Crime & Justice

Odebrecht bribery case in Mexico steaming along 2 mo. after explosive start

By Pedro Pablo Cortes

Mexico City, Sep 28 (efe-epa).- The initial court hearing for Emilio Lozoya, the former director of Mexico’s oil company, Petroleos Mexicanos (Pemex) and the first Mexican to be indicted in the Odebrecht bribery case, marked its two-month point on Monday after going through weeks of silence following an explosive start laden with leaks and video-scandals.

Given this scenario, experts in fighting corruption told EFE of their concern that the matter will remain murky despite the promises of President Andres Manuel Lopez Obrador, who has called it an emblematic case of the “neoliberal period.”

“We’re waiting to see if there’s the political will to carry this through, that is, if all this – as the critics have said – is just a media show that is basically for electoral ends,” Mara Gomez, the coordinator of the Mexico Evalua justice program, said.

The former Pemex boss from 2012-2016 during the 2012-2018 presidency of Enrique Peña Nieto has shaken the Mexican political scene with his extradition from Spain on July 17 and the start of his first court hearing on July 28.

Lozoya testified before the national Attorney General’s Office against Peña Nieto and former Finance Secretary Luis Videgaray.

He accused them of “ordering” him to accept $10.5 million from the Brazilian construction firm Odebrecht for the election campaign and to bribe lawmakers from the opposition National Action Party (PAN) to support the energy reform that opened up that sector to private investment in 2013.

But Lozoya also pointed to the 2006-2012 administration of Felipe Calderon claiming that special privileges were accorded to petrochemical firm Etileno XXI, which is linked to a Mexican company that is a partner of Odebrecht.

Thus, the Mexico Evalua expert said she sees here an opportunity to undertake the first maxi-case, a coordinated effort by police, prosecutors and judges that will handle it as an organized structure instead of as individual – and presumably unrelated – crimes.

To accomplish that, she pointed to recent reforms that allow Lozoya to provide evidence and testimony in exchange for legal, and presumably physical, protection.

“It should all be related, and it’s something that remains to be investigated, with Mexico’s endemic violence and the big violations of human rights, so it’s not a case that we should view in an isolated way. It’s a case that is touching on the center of the political and economic” structure, Gomez said.

Lopez Obrador also has attracted criticism because he has used his morning press conferences to air evidence, insult implicated opposition figures and call on the Attorney General’s Office to release other evidence, according to Eduardo Bohorquez, the director of Transparencia Mexicana.

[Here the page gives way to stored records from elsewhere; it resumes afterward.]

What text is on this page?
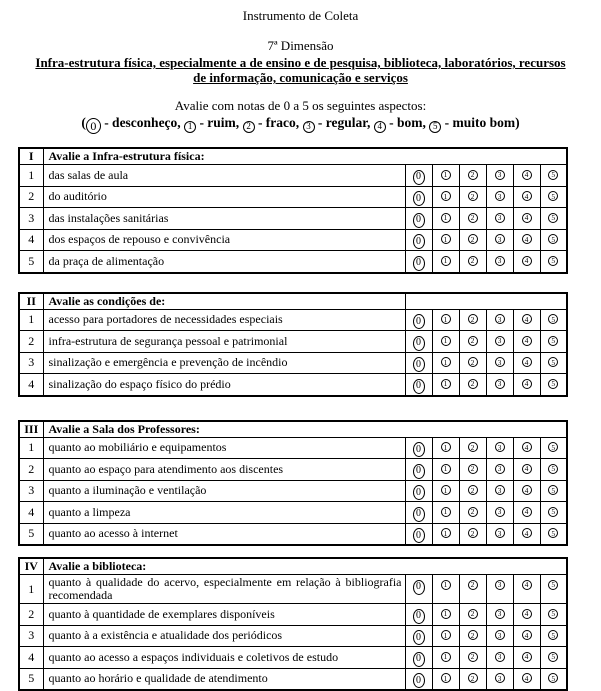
Instrumento de Coleta
7ª Dimensão
Infra-estrutura física, especialmente a de ensino e de pesquisa, biblioteca, laboratórios, recursos de informação, comunicação e serviços
Avalie com notas de 0 a 5 os seguintes aspectos:
( 0 - desconheço, 1 - ruim, 2 - fraco, 3 - regular, 4 - bom, 5 - muito bom)
I	Avalie a Infra-estrutura física:						
1	das salas de aula	0	1	2	3	4	5
2	do auditório	0	1	2	3	4	5
3	das instalações sanitárias	0	1	2	3	4	5
4	dos espaços de repouso e convivência	0	1	2	3	4	5
5	da praça de alimentação	0	1	2	3	4	5
II	Avalie as condições de:						
1	acesso para portadores de necessidades especiais	0	1	2	3	4	5
2	infra-estrutura de segurança pessoal e patrimonial	0	1	2	3	4	5
3	sinalização e emergência e prevenção de incêndio	0	1	2	3	4	5
4	sinalização do espaço físico do prédio	0	1	2	3	4	5
III	Avalie a Sala dos Professores:						
1	quanto ao mobiliário e equipamentos	0	1	2	3	4	5
2	quanto ao espaço para atendimento aos discentes	0	1	2	3	4	5
3	quanto a iluminação e ventilação	0	1	2	3	4	5
4	quanto a limpeza	0	1	2	3	4	5
5	quanto ao acesso à internet	0	1	2	3	4	5
IV	Avalie a biblioteca:						
1	quanto à qualidade do acervo, especialmente em relação à bibliografia recomendada	0	1	2	3	4	5
2	quanto à quantidade de exemplares disponíveis	0	1	2	3	4	5
3	quanto à a existência e atualidade dos periódicos	0	1	2	3	4	5
4	quanto ao acesso a espaços individuais e coletivos de estudo	0	1	2	3	4	5
5	quanto ao horário e qualidade de atendimento	0	1	2	3	4	5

“He’s politically using the Lozoya case to prepare the ground for the 2021 election (i.e. the mid-term elections), but that doesn’t mean that he’s the authorized spokesman for making the case transparent, that being (the domain) of the General Transparency Law and the Attorney General’s Office,” he said.

Bohorquez acknowledged that it’s necessary “to make the entire process transparent,” as the president has called for, but he demands that it be done with respect for the law and for the autonomy that the AG’s Office must have.

He emphasized the examples of Brazil and Peru, where court hearings in the Odebrecht case were open to the public, something that is not happening in Mexico.

“It’s so important that the case proceed in an open manner because we don’t need interpreters. (Mexican) society is a mature society that must form its own opinion starting with what it sees and going according to the judicial process,” he said.

In his press conferences, the president initially had displayed images of alleged former Pemex officials who delivered money to former PAN collaborators in Congress, something that was halted after a video of Lopez Obrador’s brother became public in which he is receiving campaign “contributions.”

This “dirty case” would complicate rendering judgment on Lozoya, warned Luis Angel Martinez, an anticorruption expert with Ethos: Public Policy Laboratory.

“If Lozoya doesn’t like the sentence it’s almost a fact that he’s going to be shielded because the whole case had an initial lack of due process when the complaint was leaked and videos came out where he was allegedly involved,” Martinez said.

The Ethos expert said that Mexico finds itself facing the possibility of losing “another opportunity” to resolve a key case involving corruption among the top staff of the Peña Nieto government.